Considering the crucial role of MGMT in the TMZ resistance of GB (16), we analyzed the expression of this DNA repair enzyme in GB cell lines and observed that it was expressed only in T98G cells, consistent with what has been previously reported (83). Notably, RITA was able to reduce MGMT expression in T98G cells, not only when used as a single agent, but also when combined with TMZ. Thus, RITA proved to be able to overcome the increase in MGMT expression observed upon TMZ treatment, which was previously described as a response to the TMZ-induced DNA damage (87). These data further support the possible use of RITA to sensitize GB cells to TMZ treatment. Of note, it was previously suggested that GOF activities of mutant p53 could contribute to TMZ resistance in T98G cells (70). Indeed, the knockdown of mutant p53 in these cells sensitized them to TMZ and reduced their MGMT expression (70). Since we observed that RITA was similarly able to sensitize T98G cells to TMZ and reduce MGMT expression, despite the RITA-induced increase in mutant p53 levels in these cells, we can speculate that RITA stabilized a wild-type-like conformation of mutant p53 and restored its wild-type functions in T98G cells. Analogously, another study demonstrated that in pancreatic adenocarcinoma cells, in which a gemcitabine (GEM)-induced adverse stabilization of mutant p53 was shown to produce chemoresistance, either the knockdown of mutant p53 or treatment with p53 re-activating molecules, including RITA, sensitized these cancer cells to GEM (66). Such data suggest that the used compounds stabilized a wild-type-like conformation of mutant p53, which enabled cells to respond to GEM treatment (66). However, the mechanisms through which RITA could help overcome resistance to chemotherapy warrant further investigation.
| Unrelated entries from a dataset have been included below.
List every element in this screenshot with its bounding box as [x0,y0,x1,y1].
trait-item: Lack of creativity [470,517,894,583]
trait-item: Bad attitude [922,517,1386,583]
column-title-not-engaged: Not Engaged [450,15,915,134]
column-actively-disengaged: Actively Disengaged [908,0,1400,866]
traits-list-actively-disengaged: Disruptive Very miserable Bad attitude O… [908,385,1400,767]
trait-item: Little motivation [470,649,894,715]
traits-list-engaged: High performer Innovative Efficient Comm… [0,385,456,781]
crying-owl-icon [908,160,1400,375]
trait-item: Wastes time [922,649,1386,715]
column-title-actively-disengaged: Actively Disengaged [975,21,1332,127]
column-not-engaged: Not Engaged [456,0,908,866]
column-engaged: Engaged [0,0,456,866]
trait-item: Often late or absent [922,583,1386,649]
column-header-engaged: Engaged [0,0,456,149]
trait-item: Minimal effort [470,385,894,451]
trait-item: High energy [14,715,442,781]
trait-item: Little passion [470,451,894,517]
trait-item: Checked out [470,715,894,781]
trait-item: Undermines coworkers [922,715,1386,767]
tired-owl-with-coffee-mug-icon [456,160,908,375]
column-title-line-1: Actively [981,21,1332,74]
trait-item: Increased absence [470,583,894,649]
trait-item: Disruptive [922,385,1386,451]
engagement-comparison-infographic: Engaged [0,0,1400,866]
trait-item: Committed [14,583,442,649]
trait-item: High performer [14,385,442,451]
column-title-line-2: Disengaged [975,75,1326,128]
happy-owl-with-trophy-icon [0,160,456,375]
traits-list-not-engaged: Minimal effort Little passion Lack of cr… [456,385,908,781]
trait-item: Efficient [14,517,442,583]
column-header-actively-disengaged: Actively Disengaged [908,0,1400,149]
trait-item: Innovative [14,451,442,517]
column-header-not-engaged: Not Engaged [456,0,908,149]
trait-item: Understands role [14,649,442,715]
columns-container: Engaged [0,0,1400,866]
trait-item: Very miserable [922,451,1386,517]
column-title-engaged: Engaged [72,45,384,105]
In conclusion, in this study, we observed that RITA induced massive p53-dependent apoptosis of both p53 wild-type and mutant GB cell lines and synergized with TMZ, without affecting non-neoplastic brain cells. Therefore, although additional studies are required to fully clarify the mechanisms of action of RITA, our data suggest a potential application of this approach in GB therapy.